Heute war´s heiß. Die kurzen Alletagehosen klebten an den dürren Beinchen wie Fliegenfänger. Die meisten von uns hatten rote Wangen, als wären sie reife Äpfel einer alten Sorte. So wenig wie die feststehenden Maße des Platzes, so wenig waren es elf Freunde, die am Nachmittag dem Finger des Anführers Rainer folgten, der die Einteilung der immerhin 9 Figuren vornahm. Als Tore standen jeweils zwei Milchkannen auf einer Grasnabe, den Anstoßpunkt bildete eine handvoll Schrot aus einer der Hosentaschen.
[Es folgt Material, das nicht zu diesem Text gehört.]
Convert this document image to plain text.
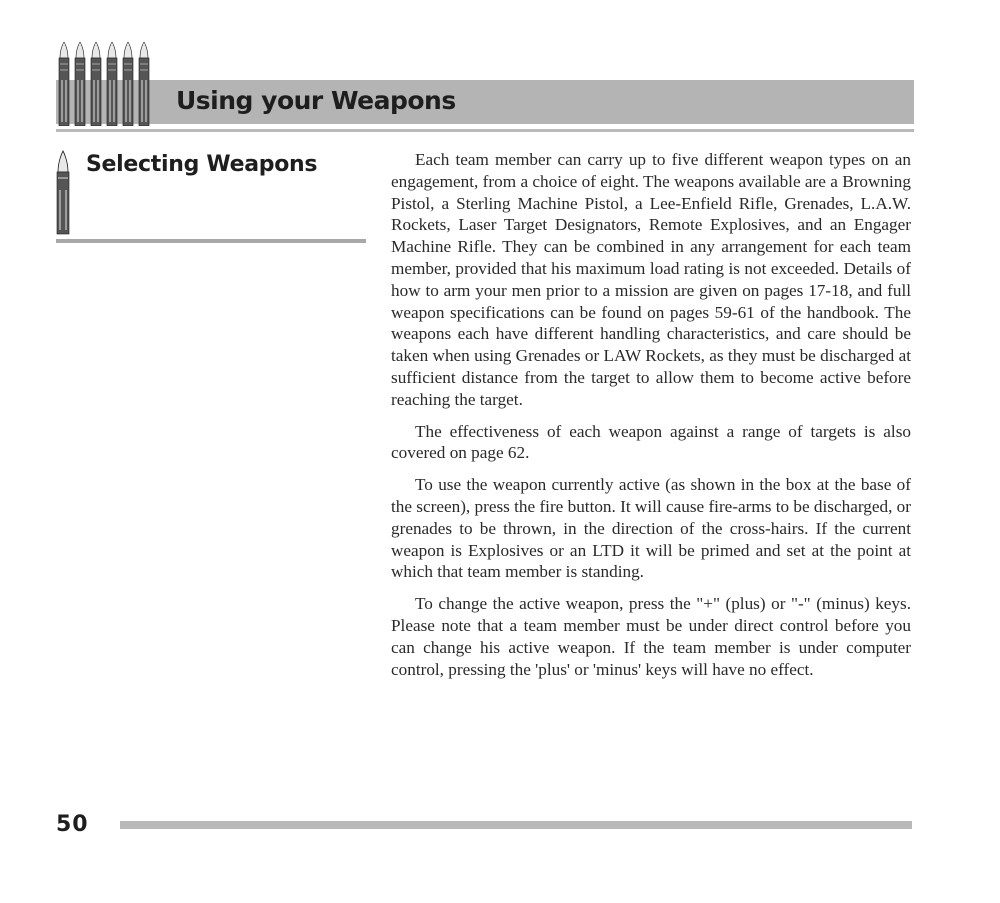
Using your Weapons
Selecting Weapons	Each team member can carry up to five different weapon types on an engagement, from a choice of eight. The weapons available are a Browning Pistol, a Sterling Machine Pistol, a Lee-Enfield Rifle, Grenades, L.A.W. Rockets, Laser Target Designators, Remote Explosives, and an Engager Machine Rifle. They can be combined in any arrangement for each team member, provided that his maximum load rating is not exceeded. Details of how to arm your men prior to a mission are given on pages 17-18, and full weapon specifications can be found on pages 59-61 of the handbook. The weapons each have different handling characteristics, and care should be taken when using Grenades or LAW Rockets, as they must be discharged at sufficient distance from the target to allow them to become active before reaching the target.

The effectiveness of each weapon against a range of targets is also covered on page 62.

To use the weapon currently active (as shown in the box at the base of the screen), press the fire button. It will cause fire-arms to be discharged, or grenades to be thrown, in the direction of the cross-hairs. If the current weapon is Explosives or an LTD it will be primed and set at the point at which that team member is standing.

To change the active weapon, press the "+" (plus) or "-" (minus) keys. Please note that a team member must be under direct control before you can change his active weapon. If the team member is under computer control, pressing the 'plus' or 'minus' keys will have no effect.

50
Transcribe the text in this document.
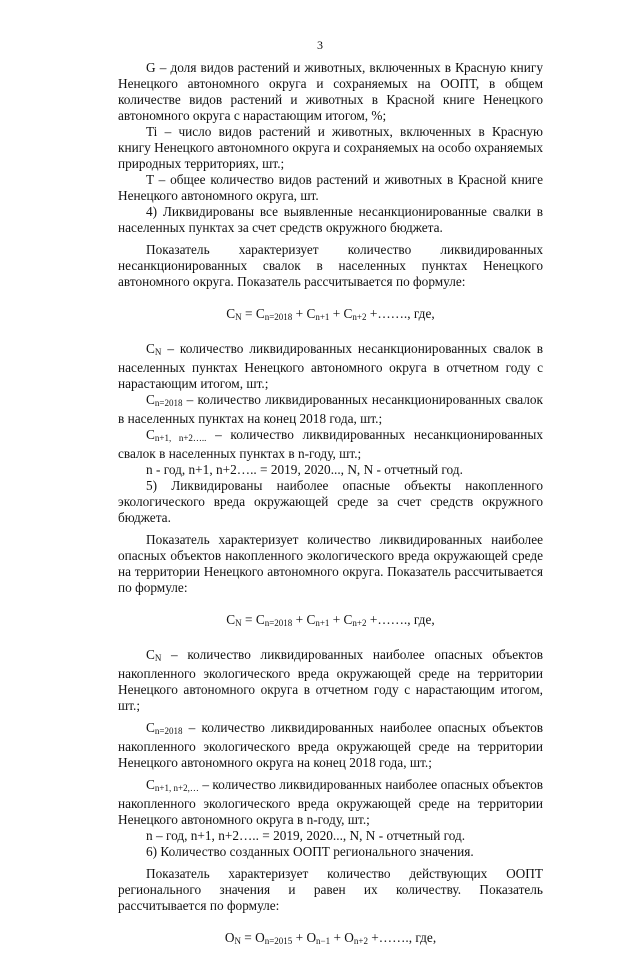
3

G – доля видов растений и животных, включенных в Красную книгу Ненецкого автономного округа и сохраняемых на ООПТ, в общем количестве видов растений и животных в Красной книге Ненецкого автономного округа с нарастающим итогом, %;

Ti – число видов растений и животных, включенных в Красную книгу Ненецкого автономного округа и сохраняемых на особо охраняемых природных территориях, шт.;

T – общее количество видов растений и животных в Красной книге Ненецкого автономного округа, шт.

4) Ликвидированы все выявленные несанкционированные свалки в населенных пунктах за счет средств окружного бюджета.

Показатель характеризует количество ликвидированных несанкционированных свалок в населенных пунктах Ненецкого автономного округа. Показатель рассчитывается по формуле:

$C_N = C_{n=2018} + C_{n+1} + C_{n+2}$ +……., где,

$C_N$ – количество ликвидированных несанкционированных свалок в населенных пунктах Ненецкого автономного округа в отчетном году с нарастающим итогом, шт.;

$C_{n=2018}$ – количество ликвидированных несанкционированных свалок в населенных пунктах на конец 2018 года, шт.;

$C_{n+1, n+2\dots..}$ – количество ликвидированных несанкционированных свалок в населенных пунктах в n-году, шт.;

n - год, n+1, n+2….. = 2019, 2020..., N, N - отчетный год.

5) Ликвидированы наиболее опасные объекты накопленного экологического вреда окружающей среде за счет средств окружного бюджета.

Показатель характеризует количество ликвидированных наиболее опасных объектов накопленного экологического вреда окружающей среде на территории Ненецкого автономного округа. Показатель рассчитывается по формуле:

$C_N = C_{n=2018} + C_{n+1} + C_{n+2}$ +……., где,

$C_N$ – количество ликвидированных наиболее опасных объектов накопленного экологического вреда окружающей среде на территории Ненецкого автономного округа в отчетном году с нарастающим итогом, шт.;

$C_{n=2018}$ – количество ликвидированных наиболее опасных объектов накопленного экологического вреда окружающей среде на территории Ненецкого автономного округа на конец 2018 года, шт.;

$C_{n+1, n+2,\dots}$ – количество ликвидированных наиболее опасных объектов накопленного экологического вреда окружающей среде на территории Ненецкого автономного округа в n-году, шт.;

n – год, n+1, n+2….. = 2019, 2020..., N, N - отчетный год.

6) Количество созданных ООПТ регионального значения.

Показатель характеризует количество действующих ООПТ регионального значения и равен их количеству. Показатель рассчитывается по формуле:

$O_N = O_{n=2015} + O_{n-1} + O_{n+2}$ +……., где,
Als eine Seite galt die Mauer um den Kuhstall von Treppen Bartels. Die Bälle kamen von dort allesamt zurück ins Feld. Einwürfe überflüssig.

Der dicke Willi durfte heute sogar mitspielen, weil einfach zu wenige da waren. Er hatte sich den Hang zur Schule empor geschnaubt, und noch genug Zucker um seinen Mund vom Stück Kuchen, dass sich die Fliegen um ihn scharten. Aus was der Ball bestand, konnte niemand genau sagen; Leder kann dabei gewesen sein. Immerhin hatte er eine runde Form, und war stets Mittelpunkt, wenn wir uns um ihn kümmerten, und es ein Spaß war ihn einzuholen, wenn er sich rasch Richtung Dorfstraße aus dem Staub manchen wollte.

Am Ende stand es 12 : 0 oder so für die gegnerische Mannschaft vom Willi. Er war an zwei Eigentoren beteiligt, oder zumindest in unmittelbarer Nähe der Milchkannen gewesen, die keinen Videobeweis brauchten. Eigentlich waren solche Ergebnisse auch unwichtig. Was zählte, waren die blauen Flecken unterhalb und oberhalb der Kniescheiben, die Blessuren, auf die daheim ein Pflaster geklebt werden musste. Manche zeigten sie ihrer Mutter, die sie entweder behandelte mit einem tröstenden "Heile heile Gänschen", oder so etwas wie "und dafür kommst du her?" beschied.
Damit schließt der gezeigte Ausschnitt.